SERAP seeks probe of N116m spent on biros, others
SERAP also urged them to disclose the amount spent on the same items between 2016 and 2020, and if there is evidence of misuse of public funds, refer the matter to appropriate anti-corruption agencies for prosecution.
According to SERAP, the Office of the Auditor-General for the Federation had last Thursday, before the Senate Public Accounts Committee, revealed that officials of the Federal Ministry of Petroleum Resources spent N116 million to buy biros, letterhead, and toners in one year, and alleged “contravention of the Public Procurement Act 2017 by the permanent secretary.”
In the letter dated December 12, 2020, and signed by SERAP’s Deputy Director, Kolawole Oluwadare, the organization said: “The Nigerian Constitution of 1999 (as amended), the UN Convention against Corruption and African Union Convention on Preventing and Combating Corruption require the government to ensure that Nigeria’s resources are used effectively and efficiently, and in a manner consistent with the public interest.
“An effective and efficient ministry ought to keep careful track of how it spends public money, and put in place a system to eliminate corruption, mismanagement, unnecessary, inefficient, or unreasonable expenditures.”

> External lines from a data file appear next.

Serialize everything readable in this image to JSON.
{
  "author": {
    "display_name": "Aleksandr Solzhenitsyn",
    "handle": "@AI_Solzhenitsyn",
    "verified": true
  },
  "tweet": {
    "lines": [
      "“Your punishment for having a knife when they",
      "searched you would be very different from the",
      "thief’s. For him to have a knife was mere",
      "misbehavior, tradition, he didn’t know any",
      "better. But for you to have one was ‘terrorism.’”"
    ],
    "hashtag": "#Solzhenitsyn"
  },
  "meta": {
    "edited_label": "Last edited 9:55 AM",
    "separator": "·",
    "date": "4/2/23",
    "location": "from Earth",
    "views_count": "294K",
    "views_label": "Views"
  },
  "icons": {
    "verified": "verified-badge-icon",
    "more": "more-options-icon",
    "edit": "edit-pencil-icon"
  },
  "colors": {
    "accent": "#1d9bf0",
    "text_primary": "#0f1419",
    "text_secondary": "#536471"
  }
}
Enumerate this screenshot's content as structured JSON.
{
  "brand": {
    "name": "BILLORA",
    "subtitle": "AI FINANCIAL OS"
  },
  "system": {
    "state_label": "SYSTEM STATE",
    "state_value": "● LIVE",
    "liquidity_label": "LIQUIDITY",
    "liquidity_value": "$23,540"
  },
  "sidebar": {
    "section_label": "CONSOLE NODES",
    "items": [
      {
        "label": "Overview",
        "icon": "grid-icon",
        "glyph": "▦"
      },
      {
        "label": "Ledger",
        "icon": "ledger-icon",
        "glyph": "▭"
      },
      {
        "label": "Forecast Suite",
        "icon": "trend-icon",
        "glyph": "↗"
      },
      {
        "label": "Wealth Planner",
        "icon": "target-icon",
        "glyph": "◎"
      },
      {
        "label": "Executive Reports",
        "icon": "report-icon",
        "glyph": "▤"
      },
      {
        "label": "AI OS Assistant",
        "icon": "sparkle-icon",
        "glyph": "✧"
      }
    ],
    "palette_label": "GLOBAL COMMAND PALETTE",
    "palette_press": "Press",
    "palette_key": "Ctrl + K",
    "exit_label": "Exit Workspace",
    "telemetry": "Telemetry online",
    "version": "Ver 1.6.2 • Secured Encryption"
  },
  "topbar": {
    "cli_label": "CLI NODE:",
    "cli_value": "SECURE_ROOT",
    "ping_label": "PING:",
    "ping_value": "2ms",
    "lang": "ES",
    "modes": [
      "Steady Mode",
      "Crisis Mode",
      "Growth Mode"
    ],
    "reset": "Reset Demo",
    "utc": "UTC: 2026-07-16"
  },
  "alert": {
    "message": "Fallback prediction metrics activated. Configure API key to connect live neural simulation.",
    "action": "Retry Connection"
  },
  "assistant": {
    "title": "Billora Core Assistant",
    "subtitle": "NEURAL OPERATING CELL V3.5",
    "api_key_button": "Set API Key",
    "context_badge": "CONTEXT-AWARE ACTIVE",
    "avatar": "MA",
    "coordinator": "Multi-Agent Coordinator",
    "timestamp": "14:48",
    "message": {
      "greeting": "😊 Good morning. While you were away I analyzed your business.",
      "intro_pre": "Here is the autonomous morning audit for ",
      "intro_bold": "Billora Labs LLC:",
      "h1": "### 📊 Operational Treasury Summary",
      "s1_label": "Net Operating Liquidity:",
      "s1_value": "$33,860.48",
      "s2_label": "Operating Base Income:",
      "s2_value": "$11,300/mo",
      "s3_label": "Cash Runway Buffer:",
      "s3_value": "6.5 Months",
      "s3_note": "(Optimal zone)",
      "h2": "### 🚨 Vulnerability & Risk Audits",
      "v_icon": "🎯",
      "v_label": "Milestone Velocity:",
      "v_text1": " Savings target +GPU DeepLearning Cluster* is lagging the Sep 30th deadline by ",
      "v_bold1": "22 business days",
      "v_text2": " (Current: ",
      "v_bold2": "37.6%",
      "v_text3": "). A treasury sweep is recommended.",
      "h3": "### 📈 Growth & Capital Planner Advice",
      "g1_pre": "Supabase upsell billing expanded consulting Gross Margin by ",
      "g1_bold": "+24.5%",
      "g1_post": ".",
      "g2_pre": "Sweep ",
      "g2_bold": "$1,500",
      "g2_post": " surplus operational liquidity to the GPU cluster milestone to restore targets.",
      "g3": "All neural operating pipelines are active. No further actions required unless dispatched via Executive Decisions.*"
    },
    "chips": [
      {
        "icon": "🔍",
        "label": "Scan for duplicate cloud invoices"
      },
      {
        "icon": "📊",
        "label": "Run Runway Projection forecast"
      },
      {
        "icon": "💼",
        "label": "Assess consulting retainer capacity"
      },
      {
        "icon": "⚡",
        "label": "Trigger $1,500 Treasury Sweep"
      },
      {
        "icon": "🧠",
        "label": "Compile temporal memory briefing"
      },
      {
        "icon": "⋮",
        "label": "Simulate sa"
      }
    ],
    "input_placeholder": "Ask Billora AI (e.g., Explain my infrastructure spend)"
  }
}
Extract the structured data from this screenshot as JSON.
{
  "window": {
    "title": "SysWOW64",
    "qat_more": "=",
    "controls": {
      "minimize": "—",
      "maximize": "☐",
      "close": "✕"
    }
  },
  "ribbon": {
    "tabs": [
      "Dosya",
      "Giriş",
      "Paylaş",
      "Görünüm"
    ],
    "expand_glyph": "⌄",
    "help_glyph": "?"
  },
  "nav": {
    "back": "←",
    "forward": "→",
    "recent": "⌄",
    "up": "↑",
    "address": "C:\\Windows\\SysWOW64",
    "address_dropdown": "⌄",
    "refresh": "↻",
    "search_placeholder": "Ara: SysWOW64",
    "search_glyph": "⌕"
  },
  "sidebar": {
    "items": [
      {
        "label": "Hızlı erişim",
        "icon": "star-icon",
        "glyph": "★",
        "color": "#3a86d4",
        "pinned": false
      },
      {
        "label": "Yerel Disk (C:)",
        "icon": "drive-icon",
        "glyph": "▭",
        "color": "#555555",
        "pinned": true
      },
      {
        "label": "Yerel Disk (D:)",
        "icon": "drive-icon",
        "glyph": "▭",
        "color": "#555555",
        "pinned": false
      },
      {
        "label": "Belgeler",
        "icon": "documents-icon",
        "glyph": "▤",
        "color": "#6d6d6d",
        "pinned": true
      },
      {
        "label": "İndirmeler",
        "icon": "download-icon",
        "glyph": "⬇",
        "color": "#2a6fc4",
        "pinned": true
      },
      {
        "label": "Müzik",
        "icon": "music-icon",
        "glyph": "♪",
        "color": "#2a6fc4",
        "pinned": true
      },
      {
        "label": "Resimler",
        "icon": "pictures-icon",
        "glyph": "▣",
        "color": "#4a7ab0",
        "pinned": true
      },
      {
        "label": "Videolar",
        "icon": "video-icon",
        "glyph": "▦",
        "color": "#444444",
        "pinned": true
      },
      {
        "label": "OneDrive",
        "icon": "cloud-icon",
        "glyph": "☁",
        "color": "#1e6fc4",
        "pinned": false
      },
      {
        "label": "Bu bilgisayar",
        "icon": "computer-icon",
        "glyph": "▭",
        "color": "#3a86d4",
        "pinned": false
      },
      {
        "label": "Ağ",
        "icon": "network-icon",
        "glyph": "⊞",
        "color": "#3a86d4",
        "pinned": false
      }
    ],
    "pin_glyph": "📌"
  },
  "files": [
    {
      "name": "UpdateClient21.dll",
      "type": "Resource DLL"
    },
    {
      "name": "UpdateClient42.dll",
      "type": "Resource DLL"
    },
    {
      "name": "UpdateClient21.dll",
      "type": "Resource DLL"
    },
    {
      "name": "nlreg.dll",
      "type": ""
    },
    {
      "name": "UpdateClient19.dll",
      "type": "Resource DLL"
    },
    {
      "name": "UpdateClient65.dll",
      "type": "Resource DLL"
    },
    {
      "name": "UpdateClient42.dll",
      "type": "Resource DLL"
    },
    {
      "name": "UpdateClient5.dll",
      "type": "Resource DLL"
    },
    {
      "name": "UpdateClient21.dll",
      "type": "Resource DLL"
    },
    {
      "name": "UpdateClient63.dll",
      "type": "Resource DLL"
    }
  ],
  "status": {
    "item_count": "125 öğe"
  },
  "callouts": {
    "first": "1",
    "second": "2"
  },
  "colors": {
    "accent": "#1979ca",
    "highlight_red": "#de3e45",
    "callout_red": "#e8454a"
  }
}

The group told Buhari and Sylva: “Transparency and openness in the spending by your ministry would ensure the public trust, efficient, effective and competent delivery of public goods and services. Openness in the spending by your ministry will also strengthen the country’s democracy and promote efficiency and integrity in government.”
The letter copied to the Attorney General and Minister for Justice, Abubakar Malami (SAN) also read in part: “Any allegations of misuse of public funds may constitute serious misconduct that impairs the efficiency of your ministry, and undermines public confidence in the ability of ministries, departments and agencies [MDAs] to provide essential public goods and services to Nigerians.
“SERAP is concerned that the allegations by the Office of the Auditor-General raises serious violations of anti-corruption legislation, the Nigerian constitution, and international anti-corruption standards.”